CIVIL COVER SHEET WORKSHEET
(Florida Form 1.997 shadow worksheet)
[// GUIDANCE: Use this to gather data before completing the official Form 1.997.]
1. CAPTION
text
In the [ ] CIRCUIT / [ ] COUNTY Court of the [__] Judicial Circuit,
In and for [COUNTY] County, Florida
[PLAINTIFF NAME], Plaintiff,
v. Case No.: [TBD BY CLERK]
[DEFENDANT NAME], Defendant.
2. PARTY INFORMATION
- Plaintiff(s): [NAME / ADDRESS / PHONE / EMAIL]
- Defendant(s): [NAME / ADDRESS / PHONE / EMAIL]
- Additional parties: attach list if needed.
3. ATTORNEY OR SELF-REPRESENTED PARTY
- Name / Bar No.: [ATTORNEY NAME], FL Bar [NUMBER]
- Firm: [LAW FIRM NAME]
- Address: [STREET, CITY, STATE ZIP]
- Phone/Email: [PHONE] | [EMAIL]
- Attorney for: [PLAINTIFF/DEFENDANT]
- [ ] Self-represented (Pro Se)
4. AMOUNT OF CLAIM (CHECK RANGE)
- [ ] $8,000 or less
- [ ] $8,001-$30,000
- [ ] $30,001-$50,000
- [ ] $50,001-$75,000
- [ ] $75,001-$100,000
- [ ] Over $100,000
5. CASE TYPE (FORM 1.997 CATEGORIES) - CHECK PRIMARY
[// GUIDANCE: Use the official Form 1.997 list; select the applicable category/subcategory.]
- Circuit Civil
- [ ] Condominium
- [ ] Contracts and indebtedness
- [ ] Eminent domain
- [ ] Auto negligence
- [ ] Negligence - other
- [ ] Business governance
- [ ] Business torts
- [ ] Environmental / Toxic tort
- [ ] Third-party indemnification
- [ ] Construction defect
- [ ] Mass tort
- [ ] Real property / mortgage foreclosure - homestead
- [ ] Real property / mortgage foreclosure - non-homestead residential
- [ ] Real property / mortgage foreclosure - other (commercial)
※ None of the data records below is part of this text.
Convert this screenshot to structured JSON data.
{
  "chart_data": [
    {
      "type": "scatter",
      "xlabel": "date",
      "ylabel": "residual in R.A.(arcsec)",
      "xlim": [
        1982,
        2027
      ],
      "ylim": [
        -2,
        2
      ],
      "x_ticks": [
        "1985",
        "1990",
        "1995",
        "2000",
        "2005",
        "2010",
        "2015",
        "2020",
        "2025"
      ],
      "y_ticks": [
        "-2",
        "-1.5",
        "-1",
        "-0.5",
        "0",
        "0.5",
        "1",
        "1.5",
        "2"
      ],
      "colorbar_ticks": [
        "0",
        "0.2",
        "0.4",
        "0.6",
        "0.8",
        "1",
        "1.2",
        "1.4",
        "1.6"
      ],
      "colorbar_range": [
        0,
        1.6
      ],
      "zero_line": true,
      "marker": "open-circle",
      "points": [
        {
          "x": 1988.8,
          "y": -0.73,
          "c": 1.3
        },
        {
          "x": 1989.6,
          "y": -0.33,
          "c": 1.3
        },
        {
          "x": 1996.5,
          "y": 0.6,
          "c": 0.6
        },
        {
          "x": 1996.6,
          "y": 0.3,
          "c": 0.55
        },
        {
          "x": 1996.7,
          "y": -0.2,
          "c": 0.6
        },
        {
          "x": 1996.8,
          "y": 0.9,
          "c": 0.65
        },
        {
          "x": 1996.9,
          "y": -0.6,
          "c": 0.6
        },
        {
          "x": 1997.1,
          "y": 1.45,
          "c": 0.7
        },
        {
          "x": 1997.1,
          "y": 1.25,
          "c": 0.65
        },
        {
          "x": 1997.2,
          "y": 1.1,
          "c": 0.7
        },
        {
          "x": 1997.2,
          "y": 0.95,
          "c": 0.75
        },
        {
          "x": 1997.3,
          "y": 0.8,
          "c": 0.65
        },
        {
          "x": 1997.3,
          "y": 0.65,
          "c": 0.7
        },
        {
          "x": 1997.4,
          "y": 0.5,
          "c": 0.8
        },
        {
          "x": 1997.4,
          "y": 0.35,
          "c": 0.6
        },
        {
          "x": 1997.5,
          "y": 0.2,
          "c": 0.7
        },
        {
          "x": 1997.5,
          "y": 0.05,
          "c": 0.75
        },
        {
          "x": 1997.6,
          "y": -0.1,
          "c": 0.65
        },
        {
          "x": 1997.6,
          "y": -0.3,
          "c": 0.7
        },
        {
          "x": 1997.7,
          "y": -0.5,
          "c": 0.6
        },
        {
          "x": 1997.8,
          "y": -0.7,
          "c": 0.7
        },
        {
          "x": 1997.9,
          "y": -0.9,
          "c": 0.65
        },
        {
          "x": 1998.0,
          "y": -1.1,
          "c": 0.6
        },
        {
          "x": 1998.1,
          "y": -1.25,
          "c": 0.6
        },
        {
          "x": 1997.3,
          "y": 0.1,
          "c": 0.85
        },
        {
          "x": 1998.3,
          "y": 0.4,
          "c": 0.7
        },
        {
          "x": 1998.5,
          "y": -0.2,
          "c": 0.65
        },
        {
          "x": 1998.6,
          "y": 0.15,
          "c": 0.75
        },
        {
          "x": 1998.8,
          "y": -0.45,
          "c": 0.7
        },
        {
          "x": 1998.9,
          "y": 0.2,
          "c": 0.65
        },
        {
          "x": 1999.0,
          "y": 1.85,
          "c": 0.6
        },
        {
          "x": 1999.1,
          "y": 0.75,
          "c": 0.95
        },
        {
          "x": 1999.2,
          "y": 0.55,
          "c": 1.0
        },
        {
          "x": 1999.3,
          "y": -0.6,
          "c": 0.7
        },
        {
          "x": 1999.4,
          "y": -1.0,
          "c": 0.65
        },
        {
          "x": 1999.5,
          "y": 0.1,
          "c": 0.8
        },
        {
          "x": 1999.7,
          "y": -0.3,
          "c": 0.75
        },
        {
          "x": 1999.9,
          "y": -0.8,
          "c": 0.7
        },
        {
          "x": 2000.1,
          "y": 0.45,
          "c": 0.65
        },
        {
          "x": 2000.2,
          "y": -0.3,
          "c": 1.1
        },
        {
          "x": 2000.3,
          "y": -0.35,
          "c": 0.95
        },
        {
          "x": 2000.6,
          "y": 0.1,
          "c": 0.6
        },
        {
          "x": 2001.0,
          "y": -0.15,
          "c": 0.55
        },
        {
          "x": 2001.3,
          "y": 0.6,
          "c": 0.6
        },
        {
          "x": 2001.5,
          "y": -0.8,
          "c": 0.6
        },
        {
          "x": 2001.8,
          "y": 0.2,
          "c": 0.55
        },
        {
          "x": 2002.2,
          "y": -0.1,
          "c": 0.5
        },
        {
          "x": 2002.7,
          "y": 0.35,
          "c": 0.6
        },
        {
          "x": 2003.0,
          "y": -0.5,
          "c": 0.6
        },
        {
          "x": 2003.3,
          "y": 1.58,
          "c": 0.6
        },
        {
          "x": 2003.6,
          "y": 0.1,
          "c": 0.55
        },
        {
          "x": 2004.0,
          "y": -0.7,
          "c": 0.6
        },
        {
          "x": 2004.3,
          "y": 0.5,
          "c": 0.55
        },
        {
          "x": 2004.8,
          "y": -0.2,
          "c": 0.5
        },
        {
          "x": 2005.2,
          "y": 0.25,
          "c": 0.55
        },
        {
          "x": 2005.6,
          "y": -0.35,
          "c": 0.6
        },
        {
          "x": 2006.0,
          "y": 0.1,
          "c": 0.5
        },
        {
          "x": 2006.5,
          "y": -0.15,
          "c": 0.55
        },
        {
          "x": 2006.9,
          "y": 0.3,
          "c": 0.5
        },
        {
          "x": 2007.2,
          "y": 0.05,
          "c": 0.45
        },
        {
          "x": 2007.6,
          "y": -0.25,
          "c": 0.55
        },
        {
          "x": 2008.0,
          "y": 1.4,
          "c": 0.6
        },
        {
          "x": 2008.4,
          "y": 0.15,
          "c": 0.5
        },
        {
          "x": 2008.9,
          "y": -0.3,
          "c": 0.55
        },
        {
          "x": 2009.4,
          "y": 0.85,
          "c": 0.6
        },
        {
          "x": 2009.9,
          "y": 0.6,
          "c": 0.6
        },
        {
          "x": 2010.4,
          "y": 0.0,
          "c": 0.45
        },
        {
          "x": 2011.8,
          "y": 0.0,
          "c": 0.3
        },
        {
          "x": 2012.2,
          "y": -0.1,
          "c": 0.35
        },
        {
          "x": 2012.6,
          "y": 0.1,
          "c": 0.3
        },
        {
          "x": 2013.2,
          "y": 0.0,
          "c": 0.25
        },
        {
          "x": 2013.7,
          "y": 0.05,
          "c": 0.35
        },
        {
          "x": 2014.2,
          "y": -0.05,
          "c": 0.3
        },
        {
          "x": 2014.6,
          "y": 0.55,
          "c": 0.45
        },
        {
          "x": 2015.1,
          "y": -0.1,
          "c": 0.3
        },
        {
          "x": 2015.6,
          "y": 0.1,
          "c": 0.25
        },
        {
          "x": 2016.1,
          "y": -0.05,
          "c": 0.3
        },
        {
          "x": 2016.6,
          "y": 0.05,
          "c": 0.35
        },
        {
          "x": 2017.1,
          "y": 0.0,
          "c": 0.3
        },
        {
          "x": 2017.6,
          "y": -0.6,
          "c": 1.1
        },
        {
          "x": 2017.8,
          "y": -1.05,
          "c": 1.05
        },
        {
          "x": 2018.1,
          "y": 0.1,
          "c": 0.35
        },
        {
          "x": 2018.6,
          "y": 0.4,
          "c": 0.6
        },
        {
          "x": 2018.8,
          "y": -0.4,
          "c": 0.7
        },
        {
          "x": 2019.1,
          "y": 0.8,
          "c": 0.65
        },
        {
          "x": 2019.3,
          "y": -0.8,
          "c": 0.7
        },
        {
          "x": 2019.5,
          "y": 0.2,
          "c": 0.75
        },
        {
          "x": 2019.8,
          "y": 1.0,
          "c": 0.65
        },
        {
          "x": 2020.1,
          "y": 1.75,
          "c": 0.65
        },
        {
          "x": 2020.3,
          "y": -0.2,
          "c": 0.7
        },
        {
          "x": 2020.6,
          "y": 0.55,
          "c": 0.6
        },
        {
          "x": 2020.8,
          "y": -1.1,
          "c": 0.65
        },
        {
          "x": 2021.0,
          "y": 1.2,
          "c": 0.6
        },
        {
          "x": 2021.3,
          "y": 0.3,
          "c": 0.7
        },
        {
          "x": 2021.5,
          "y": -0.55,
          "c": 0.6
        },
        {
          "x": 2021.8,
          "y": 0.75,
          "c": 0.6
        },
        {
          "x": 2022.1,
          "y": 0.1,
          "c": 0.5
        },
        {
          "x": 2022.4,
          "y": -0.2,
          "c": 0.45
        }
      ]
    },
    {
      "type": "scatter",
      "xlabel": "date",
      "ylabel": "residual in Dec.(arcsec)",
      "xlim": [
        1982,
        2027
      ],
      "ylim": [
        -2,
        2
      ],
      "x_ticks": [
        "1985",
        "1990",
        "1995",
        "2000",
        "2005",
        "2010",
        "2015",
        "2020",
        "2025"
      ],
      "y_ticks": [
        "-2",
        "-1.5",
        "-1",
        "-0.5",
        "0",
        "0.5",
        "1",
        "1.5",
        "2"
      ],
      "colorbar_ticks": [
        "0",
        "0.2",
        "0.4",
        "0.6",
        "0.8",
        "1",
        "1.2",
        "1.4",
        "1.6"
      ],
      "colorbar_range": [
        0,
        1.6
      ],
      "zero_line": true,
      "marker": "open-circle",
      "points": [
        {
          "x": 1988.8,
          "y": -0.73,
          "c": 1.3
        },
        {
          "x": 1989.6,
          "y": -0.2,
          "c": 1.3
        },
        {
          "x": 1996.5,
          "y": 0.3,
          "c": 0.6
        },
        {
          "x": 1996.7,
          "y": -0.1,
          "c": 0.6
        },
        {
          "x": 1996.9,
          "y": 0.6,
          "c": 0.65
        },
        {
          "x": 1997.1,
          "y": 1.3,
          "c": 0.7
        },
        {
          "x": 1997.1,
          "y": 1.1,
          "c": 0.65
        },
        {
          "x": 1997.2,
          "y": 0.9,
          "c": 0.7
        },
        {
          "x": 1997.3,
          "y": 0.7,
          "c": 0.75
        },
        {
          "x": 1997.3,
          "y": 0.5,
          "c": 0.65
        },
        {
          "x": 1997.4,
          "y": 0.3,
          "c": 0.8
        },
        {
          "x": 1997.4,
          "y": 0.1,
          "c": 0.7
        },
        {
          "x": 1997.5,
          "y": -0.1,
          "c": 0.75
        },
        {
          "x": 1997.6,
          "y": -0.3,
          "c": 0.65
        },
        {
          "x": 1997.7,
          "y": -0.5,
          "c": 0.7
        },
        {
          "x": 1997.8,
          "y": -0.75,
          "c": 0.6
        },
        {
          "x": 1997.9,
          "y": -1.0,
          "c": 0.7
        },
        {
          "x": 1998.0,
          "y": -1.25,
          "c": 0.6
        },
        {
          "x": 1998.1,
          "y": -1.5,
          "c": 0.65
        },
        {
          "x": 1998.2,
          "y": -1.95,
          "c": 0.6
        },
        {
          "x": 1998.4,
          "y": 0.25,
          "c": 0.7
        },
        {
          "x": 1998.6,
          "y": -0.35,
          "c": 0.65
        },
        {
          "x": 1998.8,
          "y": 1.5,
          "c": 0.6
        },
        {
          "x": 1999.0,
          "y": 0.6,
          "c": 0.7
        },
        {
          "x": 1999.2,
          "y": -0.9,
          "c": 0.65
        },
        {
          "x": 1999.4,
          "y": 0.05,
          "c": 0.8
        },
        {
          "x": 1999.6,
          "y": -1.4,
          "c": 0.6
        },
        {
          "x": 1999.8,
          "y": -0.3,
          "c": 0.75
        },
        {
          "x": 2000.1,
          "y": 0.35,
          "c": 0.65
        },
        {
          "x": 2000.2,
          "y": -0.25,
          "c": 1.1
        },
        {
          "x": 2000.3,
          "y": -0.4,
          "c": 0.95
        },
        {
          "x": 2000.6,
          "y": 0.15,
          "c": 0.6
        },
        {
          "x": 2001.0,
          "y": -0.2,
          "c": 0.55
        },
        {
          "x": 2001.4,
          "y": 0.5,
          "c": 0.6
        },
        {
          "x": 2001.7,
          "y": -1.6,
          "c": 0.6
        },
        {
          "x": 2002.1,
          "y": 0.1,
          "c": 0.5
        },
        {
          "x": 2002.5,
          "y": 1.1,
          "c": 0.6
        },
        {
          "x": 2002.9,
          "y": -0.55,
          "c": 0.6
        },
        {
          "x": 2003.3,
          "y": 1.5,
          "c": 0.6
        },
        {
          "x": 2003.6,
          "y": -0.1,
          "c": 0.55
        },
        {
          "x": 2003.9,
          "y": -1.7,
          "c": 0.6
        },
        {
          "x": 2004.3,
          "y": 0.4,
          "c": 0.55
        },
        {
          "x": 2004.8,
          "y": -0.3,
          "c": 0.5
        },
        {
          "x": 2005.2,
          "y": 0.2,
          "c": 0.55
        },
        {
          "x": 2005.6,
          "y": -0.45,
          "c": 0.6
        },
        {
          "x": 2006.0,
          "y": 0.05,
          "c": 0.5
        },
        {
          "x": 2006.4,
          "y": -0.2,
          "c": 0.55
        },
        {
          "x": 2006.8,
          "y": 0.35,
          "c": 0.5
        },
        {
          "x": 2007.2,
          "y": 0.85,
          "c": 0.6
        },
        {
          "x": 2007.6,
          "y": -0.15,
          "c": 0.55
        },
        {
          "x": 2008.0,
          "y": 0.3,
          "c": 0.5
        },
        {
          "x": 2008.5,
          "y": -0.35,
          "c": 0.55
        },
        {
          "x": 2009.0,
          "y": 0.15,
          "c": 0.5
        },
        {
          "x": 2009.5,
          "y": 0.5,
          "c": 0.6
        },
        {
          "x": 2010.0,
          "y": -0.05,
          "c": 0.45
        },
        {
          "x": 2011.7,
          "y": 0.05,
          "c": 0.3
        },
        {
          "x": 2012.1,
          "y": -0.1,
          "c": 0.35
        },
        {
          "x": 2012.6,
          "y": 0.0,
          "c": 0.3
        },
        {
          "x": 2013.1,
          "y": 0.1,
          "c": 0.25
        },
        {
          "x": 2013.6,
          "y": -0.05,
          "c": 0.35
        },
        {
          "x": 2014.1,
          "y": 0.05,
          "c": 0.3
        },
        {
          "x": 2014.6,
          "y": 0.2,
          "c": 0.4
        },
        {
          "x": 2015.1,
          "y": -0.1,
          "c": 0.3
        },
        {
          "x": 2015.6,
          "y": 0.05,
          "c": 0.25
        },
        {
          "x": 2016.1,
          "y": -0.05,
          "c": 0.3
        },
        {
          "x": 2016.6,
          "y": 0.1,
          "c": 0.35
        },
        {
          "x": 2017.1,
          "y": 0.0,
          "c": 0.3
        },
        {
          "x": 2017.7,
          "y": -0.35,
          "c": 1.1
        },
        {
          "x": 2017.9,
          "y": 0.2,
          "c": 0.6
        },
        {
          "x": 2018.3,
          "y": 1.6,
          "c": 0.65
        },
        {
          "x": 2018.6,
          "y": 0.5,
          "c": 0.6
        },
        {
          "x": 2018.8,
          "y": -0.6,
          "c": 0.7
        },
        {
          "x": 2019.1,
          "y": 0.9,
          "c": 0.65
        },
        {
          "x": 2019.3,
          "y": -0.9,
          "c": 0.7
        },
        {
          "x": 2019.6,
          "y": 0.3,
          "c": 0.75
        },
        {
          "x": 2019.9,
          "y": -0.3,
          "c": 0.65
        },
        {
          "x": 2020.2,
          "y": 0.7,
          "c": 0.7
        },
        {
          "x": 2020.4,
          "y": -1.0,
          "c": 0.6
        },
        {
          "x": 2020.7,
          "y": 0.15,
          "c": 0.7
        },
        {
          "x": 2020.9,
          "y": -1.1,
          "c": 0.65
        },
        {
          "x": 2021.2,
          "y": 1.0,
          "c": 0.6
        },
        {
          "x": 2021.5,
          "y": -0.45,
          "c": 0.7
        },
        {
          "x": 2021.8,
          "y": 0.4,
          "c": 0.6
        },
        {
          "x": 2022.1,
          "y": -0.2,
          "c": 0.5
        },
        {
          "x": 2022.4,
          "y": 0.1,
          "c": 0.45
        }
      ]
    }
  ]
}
- [ ] Professional malpractice - other
- [ ] Other Circuit Civil: [DESCRIBE]
- County Civil
- [ ] Civil (non-small claims)
- [ ] Real property / mortgage foreclosure
- [ ] Other County Civil: [DESCRIBE]
[// GUIDANCE: Family and probate matters use different cover sheets; small claims has separate rules.]
6. AMOUNT IN CONTROVERSY (DETAIL)
- Monetary relief: $[AMOUNT] (exclusive of fees/costs)
- Non-monetary / equitable relief: [DESCRIBE]
7. JURY DEMAND
- [ ] Jury requested
- [ ] Non-jury
8. RELATED CASES
- Related case numbers/courts: [LIST OR "NONE"]
- Prior appeals/arbitrations: [LIST OR "NONE"]
9. SERVICE & SPECIAL NOTES
- Service addresses and method (sheriff/process server/certified mail): [DETAILS]
- Interpreter or accommodation needed: [YES/NO - LANGUAGE/ACCOMMODATION]
- Does this case involve allegations of sexual abuse? [YES/NO]
10. CERTIFICATION & SIGNATURE
text
I certify the information provided is accurate and that I have complied with Florida Rule of General Practice and Judicial Administration 2.425.
Date: [DATE]
____________________________________
[ATTORNEY NAME], FL Bar [NUMBER] / Pro Se
Attorney for [PLAINTIFF/DEFENDANT]
[// GUIDANCE: File the official Form 1.997 Civil Cover Sheet with the initial complaint (unless exempt).]